Hello,

I'm not sure whether this is the issue in the seclib library, but I post this question here, since I did not find anything about it on other forums.

In our project, we generate certificate requests using XEnroll. We use MS Enhanced provider and not-exportable keys (ie. GenKeyFlags==0; this is important thing here, because it works with exportable certificates). Then we use seclib to load this certificate from certstore, where xenroll saves it. Operations involving only public key (encrypting/verifying) work as expected, but when we try to decrypt/sign something, we get the following exception:
System.Security.Cryptography.CryptographicException: Bad Key.
at System.Security.Cryptography.RSACryptoServiceProvider._DecryptKey(IntPtr hCSP, IntPtr hPubKey, Byte[] rgbKey, Int32 dwFlags)
at System.Security.Cryptography.RSACryptoServiceProvider.Decrypt(Byte[] rgb, Boolean fOAEP)
...

Everything works in Windows 2000 and Windows XP but in Windows 98 and Windows NT 4.0, we have to generate exportable certificates. Any ideas?

Thanks.

Marian

Yes, we're aware of that problem but unfortunately we can't do anything about it; it's a bug in the RSACryptoServiceProvider class.

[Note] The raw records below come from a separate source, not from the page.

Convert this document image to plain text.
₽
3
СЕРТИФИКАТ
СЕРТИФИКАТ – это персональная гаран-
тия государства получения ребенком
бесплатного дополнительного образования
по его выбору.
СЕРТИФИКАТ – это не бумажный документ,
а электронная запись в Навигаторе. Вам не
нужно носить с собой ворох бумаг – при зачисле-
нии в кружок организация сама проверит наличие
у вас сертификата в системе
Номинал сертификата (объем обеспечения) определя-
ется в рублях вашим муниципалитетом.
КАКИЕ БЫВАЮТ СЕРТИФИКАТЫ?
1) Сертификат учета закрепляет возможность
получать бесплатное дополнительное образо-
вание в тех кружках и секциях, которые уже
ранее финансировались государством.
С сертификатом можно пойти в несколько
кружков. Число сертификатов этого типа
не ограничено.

We've notified Microsoft about this and they promised to fix it in .NET 2.0.

If you really need to work with these nonexportable RSACryptoServiceProvider keys, you can use the hack we used for our SSL library (we initially had the same problem as you). Look for the RSAKeyTransform.cs class in the security library source code.

P.S. also make sure you have the latest version of Internet Explorer installed. IE contains several cryptography upgrades.